A summary of Fully Convolutional Networks for Semantic Segmentation by Jonathan Long et al.
Nicholas M. Synovic
- 4 minutes read - 803 wordsA summary of Fully Convolutional Networks for Semantic Segmentation
Jonathan Long et al. arXiv, 2015 DOI
For the summary of the paper, go to the Summary section of this article.
Table of Contents
First Pass
Read the title, abstract, introduction, section and sub-section headings, and conclusion
Problem
What is the problem addressed in the paper?
That previous SOTA models for semantic segmentation did not utilize fully convolutional neural networks.
Motivation
Why should we care about this paper?
Because it presents a methodology for using existing SOTA convolutional neural networks for semantic segmentation.
Category
What type of paper is this work?
This is a deep learning computer vision semantic segmentation paper.
Context
What other types of papers is the work related to?
This paper is related to works that involve the development of semantic segmentation techniques.
Contributions
What are the author’s main contributions?
Their main contribution is an analysis of the usage of fully convolutional neural networks for the purposes of semantic segmentation.
Second Pass
A proper read through of the paper is required to answer this
Background Work
What has been done prior to this paper?
Work has been done to develop semantic segmentation models as well as developing convolutional neural networks for the purposes of image classification.
Figures, Diagrams, Illustrations, and Graphs
Are the axes properly labeled? Are results shown with error bars, so that conclusions are statistically significant?
The charts and figures are clear and easy to read.
Clarity
Is the paper well written?
The paper is well written.
Relevant Work
Mark relevant work for review
The following relevant work can be found in the Citations section of this article.
- F. Ning, D. Delhomme, Y. LeCun, F. Piano, L. Bottou, and P. E. Barbano. Toward automatic phenotyping of developing embryos from videos. Image Processing, IEEE Transactions on, 14(9):1360–1371, 2005.
- C. Farabet, C. Couprie, L. Najman, and Y. LeCun. Learning hierarchical features for scene labeling. Pattern Analysis and Machine Intelligence, IEEE Transactions on, 2013.
- P. H. Pinheiro and R. Collobert. Recurrent convolutional neural networks for scene labeling. In ICML, 2014.
Methodology
What methodology did the author’s use to validate their contributions?
The authors compared a variety of semantic segmentation model using VGG, GoogLeNet, and ResNet on several different datasets. These datasets include NYUDv2, PASCAL VOC, and SIFT Flow. The metrics captured were pixel accuracy, mean accuracy, mean IU, and frequency weighted IU.
Author Assumptions
What assumptions does the author(s) make? Are they justified assumptions?
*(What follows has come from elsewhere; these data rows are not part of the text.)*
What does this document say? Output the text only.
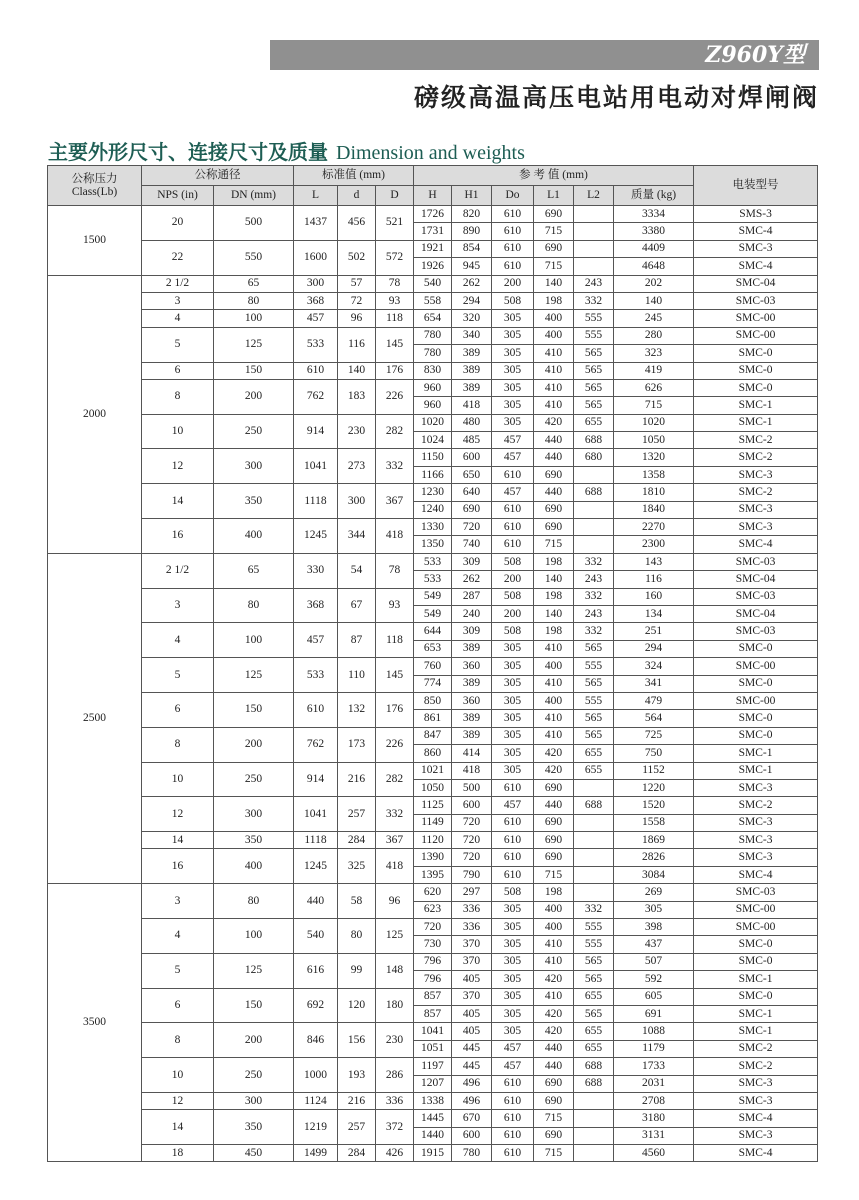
Z960Y型
磅级高温高压电站用电动对焊闸阀
主要外形尺寸、连接尺寸及质量 Dimension and weights
公称压力
Class(Lb)	公称通径		标准值 (mm)			参 考 值 (mm)						电装型号
	NPS (in)	DN (mm)	L	d	D	H	H1	Do	L1	L2	质量 (kg)	
1500	20	500	1437	456	521	1726	820	610	690		3334	SMS-3
						1731	890	610	715		3380	SMC-4
	22	550	1600	502	572	1921	854	610	690		4409	SMC-3
						1926	945	610	715		4648	SMC-4
2000	2 1/2	65	300	57	78	540	262	200	140	243	202	SMC-04
	3	80	368	72	93	558	294	508	198	332	140	SMC-03
	4	100	457	96	118	654	320	305	400	555	245	SMC-00
	5	125	533	116	145	780	340	305	400	555	280	SMC-00
						780	389	305	410	565	323	SMC-0
	6	150	610	140	176	830	389	305	410	565	419	SMC-0
	8	200	762	183	226	960	389	305	410	565	626	SMC-0
						960	418	305	410	565	715	SMC-1
	10	250	914	230	282	1020	480	305	420	655	1020	SMC-1
						1024	485	457	440	688	1050	SMC-2
	12	300	1041	273	332	1150	600	457	440	680	1320	SMC-2
						1166	650	610	690		1358	SMC-3
	14	350	1118	300	367	1230	640	457	440	688	1810	SMC-2
						1240	690	610	690		1840	SMC-3
	16	400	1245	344	418	1330	720	610	690		2270	SMC-3
						1350	740	610	715		2300	SMC-4
2500	2 1/2	65	330	54	78	533	309	508	198	332	143	SMC-03
						533	262	200	140	243	116	SMC-04
	3	80	368	67	93	549	287	508	198	332	160	SMC-03
						549	240	200	140	243	134	SMC-04
	4	100	457	87	118	644	309	508	198	332	251	SMC-03
						653	389	305	410	565	294	SMC-0
	5	125	533	110	145	760	360	305	400	555	324	SMC-00
						774	389	305	410	565	341	SMC-0
	6	150	610	132	176	850	360	305	400	555	479	SMC-00
						861	389	305	410	565	564	SMC-0
	8	200	762	173	226	847	389	305	410	565	725	SMC-0
						860	414	305	420	655	750	SMC-1
	10	250	914	216	282	1021	418	305	420	655	1152	SMC-1
						1050	500	610	690		1220	SMC-3
	12	300	1041	257	332	1125	600	457	440	688	1520	SMC-2
						1149	720	610	690		1558	SMC-3
	14	350	1118	284	367	1120	720	610	690		1869	SMC-3
	16	400	1245	325	418	1390	720	610	690		2826	SMC-3
						1395	790	610	715		3084	SMC-4
3500	3	80	440	58	96	620	297	508	198		269	SMC-03
						623	336	305	400	332	305	SMC-00
	4	100	540	80	125	720	336	305	400	555	398	SMC-00
						730	370	305	410	555	437	SMC-0
	5	125	616	99	148	796	370	305	410	565	507	SMC-0
						796	405	305	420	565	592	SMC-1
	6	150	692	120	180	857	370	305	410	655	605	SMC-0
						857	405	305	420	565	691	SMC-1
	8	200	846	156	230	1041	405	305	420	655	1088	SMC-1
						1051	445	457	440	655	1179	SMC-2
	10	250	1000	193	286	1197	445	457	440	688	1733	SMC-2
						1207	496	610	690	688	2031	SMC-3
	12	300	1124	216	336	1338	496	610	690		2708	SMC-3
	14	350	1219	257	372	1445	670	610	715		3180	SMC-4
						1440	600	610	690		3131	SMC-3
	18	450	1499	284	426	1915	780	610	715		4560	SMC-4
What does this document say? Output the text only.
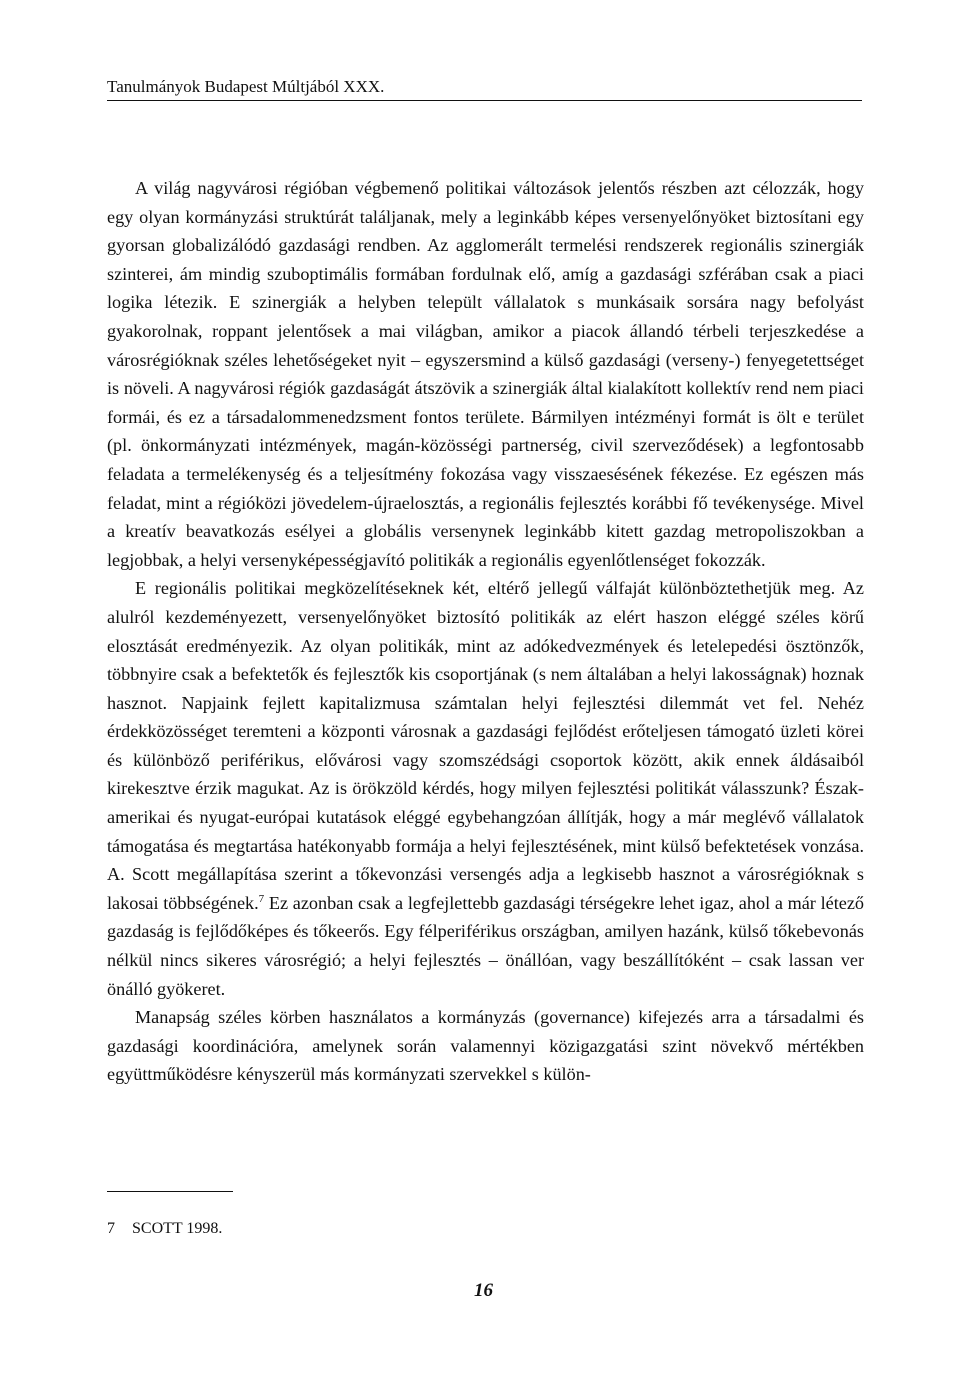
Tanulmányok Budapest Múltjából XXX.

A világ nagyvárosi régióban végbemenő politikai változások jelentős részben azt célozzák, hogy egy olyan kormányzási struktúrát találjanak, mely a leginkább képes versenyelőnyöket biztosítani egy gyorsan globalizálódó gazdasági rendben. Az agglomerált termelési rendszerek regionális szinergiák szinterei, ám mindig szuboptimális formában fordulnak elő, amíg a gazdasági szférában csak a piaci logika létezik. E szinergiák a helyben települt vállalatok s munkásaik sorsára nagy befolyást gyakorolnak, roppant jelentősek a mai világban, amikor a piacok állandó térbeli terjeszkedése a városrégióknak széles lehetőségeket nyit – egyszersmind a külső gazdasági (verseny-) fenyegetettséget is növeli. A nagyvárosi régiók gazdaságát átszövik a szinergiák által kialakított kollektív rend nem piaci formái, és ez a társadalommenedzsment fontos területe. Bármilyen intézményi formát is ölt e terület (pl. önkormányzati intézmények, magán-közösségi partnerség, civil szerveződések) a legfontosabb feladata a termelékenység és a teljesítmény fokozása vagy visszaesésének fékezése. Ez egészen más feladat, mint a régióközi jövedelem-újraelosztás, a regionális fejlesztés korábbi fő tevékenysége. Mivel a kreatív beavatkozás esélyei a globális versenynek leginkább kitett gazdag metropoliszokban a legjobbak, a helyi versenyképességjavító politikák a regionális egyenlőtlenséget fokozzák.

E regionális politikai megközelítéseknek két, eltérő jellegű válfaját különböztethetjük meg. Az alulról kezdeményezett, versenyelőnyöket biztosító politikák az elért haszon eléggé széles körű elosztását eredményezik. Az olyan politikák, mint az adókedvezmények és letelepedési ösztönzők, többnyire csak a befektetők és fejlesztők kis csoportjának (s nem általában a helyi lakosságnak) hoznak hasznot. Napjaink fejlett kapitalizmusa számtalan helyi fejlesztési dilemmát vet fel. Nehéz érdekközösséget teremteni a központi városnak a gazdasági fejlődést erőteljesen támogató üzleti körei és különböző periférikus, elővárosi vagy szomszédsági csoportok között, akik ennek áldásaiból kirekesztve érzik magukat. Az is örökzöld kérdés, hogy milyen fejlesztési politikát válasszunk? Észak-amerikai és nyugat-európai kutatások eléggé egybehangzóan állítják, hogy a már meglévő vállalatok támogatása és megtartása hatékonyabb formája a helyi fejlesztésének, mint külső befektetések vonzása. A. Scott megállapítása szerint a tőkevonzási versengés adja a legkisebb hasznot a városrégióknak s lakosai többségének.$^7$ Ez azonban csak a legfejlettebb gazdasági térségekre lehet igaz, ahol a már létező gazdaság is fejlődőképes és tőkeerős. Egy félperiférikus országban, amilyen hazánk, külső tőkebevonás nélkül nincs sikeres városrégió; a helyi fejlesztés – önállóan, vagy beszállítóként – csak lassan ver önálló gyökeret.

Manapság széles körben használatos a kormányzás (governance) kifejezés arra a társadalmi és gazdasági koordinációra, amelynek során valamennyi közigazgatási szint növekvő mértékben együttműködésre kényszerül más kormányzati szervekkel s külön-

7 SCOTT 1998.
16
The authors are reliant upon image classification models that have fully connected layers for the purposes of classification. This is because these fully connected layers are converted into fully convolutional layers.
Correctness
Do the assumptions seem valid?
This reliance seems valid as most SOTA models for image classification (that I’m aware of) utilize fully connected layers for the purposes of classification. However, the method that the authors propose may not be transferable to present or future convolutional networks that no longer rely on fully connected layers for the purposes of classification.
Future Directions
My own proposed future directions for the work
I’d like to take the ideas and methodology proposed in this paper and apply them to one shot object detection models to see if it is possible to create something like a YOLO-Segmentation model.
Open Questions
What open questions do I have about the work?
Is it possible to incorporate a fully connected layer for the purposes of classification and additionally convolutional layers for the purposes of semantic segmentation within the same layer by using a complicated branching architecture (in the vein of GoogLeNet)?
Author Feedback
What feedback would I give to the authors?
This is a good paper. I am concerned that the methodology presented may not be transferable to models of the future that may not rely upon fully convolutional layers to accomplish image classification.
Summary
A summary of the paper
The paper Fully Convolutional Networks for Semantic Segmentation by Jonathan Long et al. [1] describes a methodology for converting an existing image classification network into a semantic segmentation network. This is done by replacing the fully connected layers at the head of the classification network with one or more convolutional layers. This thereby makes semantic segmentation networks full convolutional in terms of architecture design.
However, not all models rely on this pattern and different architectures need to be tested for each model conversion. For example, GoogLeNet has a different architecture for semantic segmentation than VGG.
Summarization Technique
This paper was summarized using a modified technique proposed by S. Keshav in his work How to Read a Paper [0].